Defining the state and condition of being a woman is one of the most interesting aspects of this piece to me. Beauvoir speaks on the societal normalities that surround womanhood and how these are set into place. She explains how a woman’s inherent value is based on what she has already been determined to be incapable of. Femininity is given a negative connotation so much that “the attitude of defiance for many American women proves that they are haunted by a sense of their femininity.” Women are many times more reluctant to identify with various "feminine" aspects of their lives and the world around them because being a woman is deemed a bad thing.

This idea set can be traced back to the ancient world when philosophers like Aristotle lived. Beauvoir mentions him in her piece when discussing the idea of a one-sexed world. Aristotle deemed that being a woman was by “virtue of a certain lack of qualities.” He is not the only thinker to believe something such as this; many philosophers of the ancient world believed that man was the only sex, making a woman the lesser, subordinate sex based on a lack of qualities that would bring their value up to a man’s level.

This fallacious way of thinking is very troubling, specifically because of the way that a woman’s value was determined, but even more so in the way that anyone who identified outside of this sex binary had absolutely no place to reside in society. There was either male or female: The male was the all-knowing powerful citizen, and the female was the dependent, defective citizen. This is proven even further in her piece when she mentions St. Thomas, who “pronounced women to be an ‘imperfect’ man.”

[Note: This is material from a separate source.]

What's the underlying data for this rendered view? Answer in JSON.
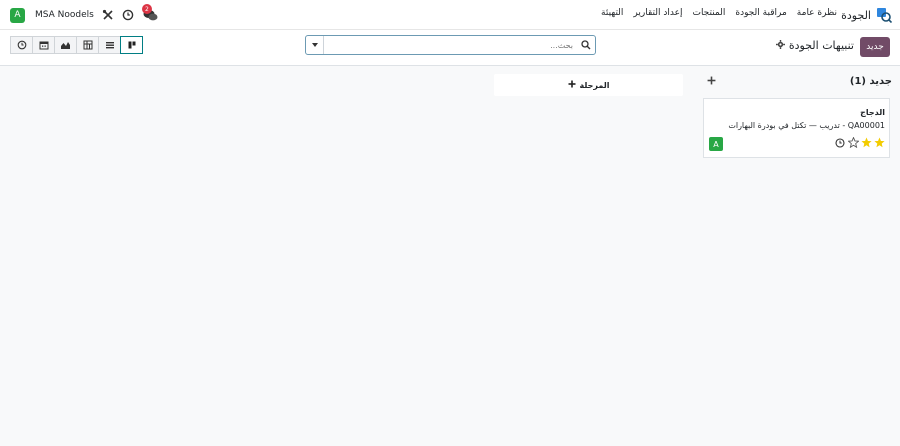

It is very clear that this submissive, lesser-than depiction of womanhood is not something that can be easily deciphered, but this piece gives light to a variety of problems that are important to consider. Since the beginning of time, woman has been presented as the man’s dependant, commonly “the other” in society. We can determine this just by reading the story of Adam and Eve; as a religious text it has much merit in the values it portrays. The story depicts Eve as the dependent entity, as she was created from one of Adam’s ribs. Eve also ends up being the one who gets them kicked out of The Garden of Eden. The story warns about another seemingly common characteristic of women, that they are disobedient and lacking of self-control. This is just one of thousands of examples that negatively portray women in comparison to men. Beauvoir makes a case against the way that women are characterized, in questioning what exactly makes a woman, a woman. She makes sure to incorporate a variety of sources showing women in this light and follows up explaining why these beliefs were unjust and inaccurate in various ways. There is also a further explanation as to why these ideas of women have been pushed so heavily into the public realm. She explains that the reasoning behind this lies behind masses of fearful men who don’t want to lose any amount of their power/ privilege to women. That is why there are so many stigmas against strong, dominant female figures as being deemed “too masculine.” But this goes back to the main question, what makes a woman, a woman?

This characterization has a lot to do with society’s depiction of what a “woman” is supposed to look like, act like, and be. I think that there is no specific kind of woman that is the perfect amount of “womanly,” because there is no scale to determine that. There isn’t one that exists for a reason, because this idea of “womanhood” is socially constructed. There is nothing distinctly different between a female and a male, other than the way that we as a society construct these differences. We are all humans, and therefore should all be treated equally as such. There is no relevant justification of the mistreatment and oppression against women in society. So to answer Beauvoir’s question, there is nothing that makes a woman, other than herself. Nobody should be making that distinction for any other individual. Every person lives their lives out differently from the next and there is no justifiable way of telling somebody what they can and can’t be. I do not believe that there is a specific skillset, outward appearance, etc., that can adequately define what it means to be a woman, because that interpretation is up to the individual.